Usef Hesuani, a 30-year-old former medical graduate, says Skolkovo gave his company a $400,000 grant to help produce Russia’s first 3D organ printer. “The potential is really huge when you consider that in China alone, 1.5 million people are waiting for organ transplants,” Hesuani says.

Ekaterina Bereziy of ExoAtlet, which makes mechanised suits to help disabled people walk says the Skolkovo foundation helped with intellectual property and patents. A $26,000 prize for winning a nationwide startup competition in 2014 also came in handy.

Nikita Rodichenko, 26, technical director of Tsuru, a robotics startup, says Skolkovo helped him meet a business angel and also sent him to MIT for a year.

“We believe it is possible to operate in Russia, even in this quite intense international situation,” Rodichenko says, though he doesn’t rule out setting up a second office in California if his tech firm succeeds.

But is this rubbing off on Moscow itself?
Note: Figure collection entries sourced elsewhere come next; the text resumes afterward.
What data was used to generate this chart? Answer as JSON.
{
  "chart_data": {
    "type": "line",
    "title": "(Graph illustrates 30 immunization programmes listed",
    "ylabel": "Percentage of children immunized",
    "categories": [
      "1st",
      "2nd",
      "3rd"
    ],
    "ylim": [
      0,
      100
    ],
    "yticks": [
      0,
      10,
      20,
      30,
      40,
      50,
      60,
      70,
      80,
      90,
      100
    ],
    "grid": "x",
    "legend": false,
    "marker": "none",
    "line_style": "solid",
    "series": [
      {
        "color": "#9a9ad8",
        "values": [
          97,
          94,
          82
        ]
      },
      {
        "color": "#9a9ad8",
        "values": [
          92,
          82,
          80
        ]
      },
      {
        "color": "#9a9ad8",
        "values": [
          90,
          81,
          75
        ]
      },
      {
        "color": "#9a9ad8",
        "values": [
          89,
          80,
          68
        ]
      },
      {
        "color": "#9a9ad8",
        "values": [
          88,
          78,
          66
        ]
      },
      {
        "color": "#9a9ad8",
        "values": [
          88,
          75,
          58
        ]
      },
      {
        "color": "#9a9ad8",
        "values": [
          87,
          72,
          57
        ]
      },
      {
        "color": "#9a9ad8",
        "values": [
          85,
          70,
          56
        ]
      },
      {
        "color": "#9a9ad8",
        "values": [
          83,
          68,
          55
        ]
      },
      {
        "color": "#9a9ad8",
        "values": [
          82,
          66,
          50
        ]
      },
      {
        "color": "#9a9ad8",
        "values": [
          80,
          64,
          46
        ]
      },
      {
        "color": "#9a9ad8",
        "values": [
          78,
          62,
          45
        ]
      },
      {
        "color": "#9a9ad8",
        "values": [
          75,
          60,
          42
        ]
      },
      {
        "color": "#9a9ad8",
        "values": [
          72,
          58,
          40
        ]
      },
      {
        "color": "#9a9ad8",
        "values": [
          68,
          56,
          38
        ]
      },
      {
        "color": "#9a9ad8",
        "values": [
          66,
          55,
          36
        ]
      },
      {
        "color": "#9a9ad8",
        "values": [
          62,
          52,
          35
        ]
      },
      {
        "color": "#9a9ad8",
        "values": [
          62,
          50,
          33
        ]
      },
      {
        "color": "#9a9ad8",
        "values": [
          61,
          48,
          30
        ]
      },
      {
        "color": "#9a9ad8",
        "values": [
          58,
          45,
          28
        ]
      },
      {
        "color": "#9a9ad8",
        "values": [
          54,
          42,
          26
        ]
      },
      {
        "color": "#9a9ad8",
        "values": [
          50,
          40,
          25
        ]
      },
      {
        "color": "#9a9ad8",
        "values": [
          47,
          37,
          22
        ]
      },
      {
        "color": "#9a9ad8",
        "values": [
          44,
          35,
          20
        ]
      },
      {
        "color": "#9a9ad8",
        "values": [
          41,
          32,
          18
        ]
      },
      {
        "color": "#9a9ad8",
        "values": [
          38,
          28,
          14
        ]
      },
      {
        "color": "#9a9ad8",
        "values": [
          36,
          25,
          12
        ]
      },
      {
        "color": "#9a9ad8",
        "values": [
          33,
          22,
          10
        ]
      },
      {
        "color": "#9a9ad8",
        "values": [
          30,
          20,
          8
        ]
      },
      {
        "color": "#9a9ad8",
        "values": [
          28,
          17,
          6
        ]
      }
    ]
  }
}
The site is in a field 10 miles out of the city. It seems disconnected. Curiously Rodichenko, a graduate of the prestigious Moscow State University (MGU), says he had barely heard of Skoltech before his professor told him to apply. 

Perhaps more worryingly, Vladimir Putin’s daughter Yekaterina Tikhonova is reportedly spearheading a $1.7bn project to create a new research hub around MGU. 

So will Putin allow this ‘silicon farm’ to flourish? Or will his natural suspicion of western partnership and control of the digital world doom Skolkovo to irrelevance?

Ilya Ponomaryov, a former Skolkovo founder and MP who is currently in exile because of corruption charges that he rejects as political, says Skolkovo won’t pay off quickly enough for the president.

“Putin is extremely rational,” Ponomaryov said. “He understands that projects like Skolkovo would actually pay off 10 years from now. But Putin is thinking way more short-term than that.”

The othe worry is that Skolkovo - or some of its startups - might succeed rather too well and become targets for appropriation. Post-Soviet Russia is after all a state whose founding principal is that asset grabs that conform to the political objectives of the Kremlin are fair play.

Pekka Viljakainen, a 43-year-old Finnish entrepreneur, who has invested in a dozen companies at Skolkovo says the fear is overplayed.

“I don’t see any political risk to the hi-tech sector,” says the Finn, who calls himself ‘the Bulldozer’ and advises Medvedev on hi-tech strategy. “If you are in a strategic field – power stations, paper mills – then maybe. If you have a knowledge business and you get trouble, you can move it one hour north to Helsinki.”

Ponomaryov counters that a number of startups have already moved to California to be on the safe side - and notes that more than 200,000 people officially left Russia last year.

That may be. But for people like Albert Yefimov, head of robotics at Skolkovo, it’s a moot point. Whether Russia’s tech hub thrives or dies remains to be seen. But they have to try. 

“Robots will come to Russia anyway,” he says, after some genial banter with the robotic AI-enhanced Alan Turing. “German, American, British, it’s just about where they are made, where the software is made. Mechanics and mathematics are key competences of Russia. We see how to capitalise on this in the next wave of tech.”

“We don’t want to make war, we want to make robots.”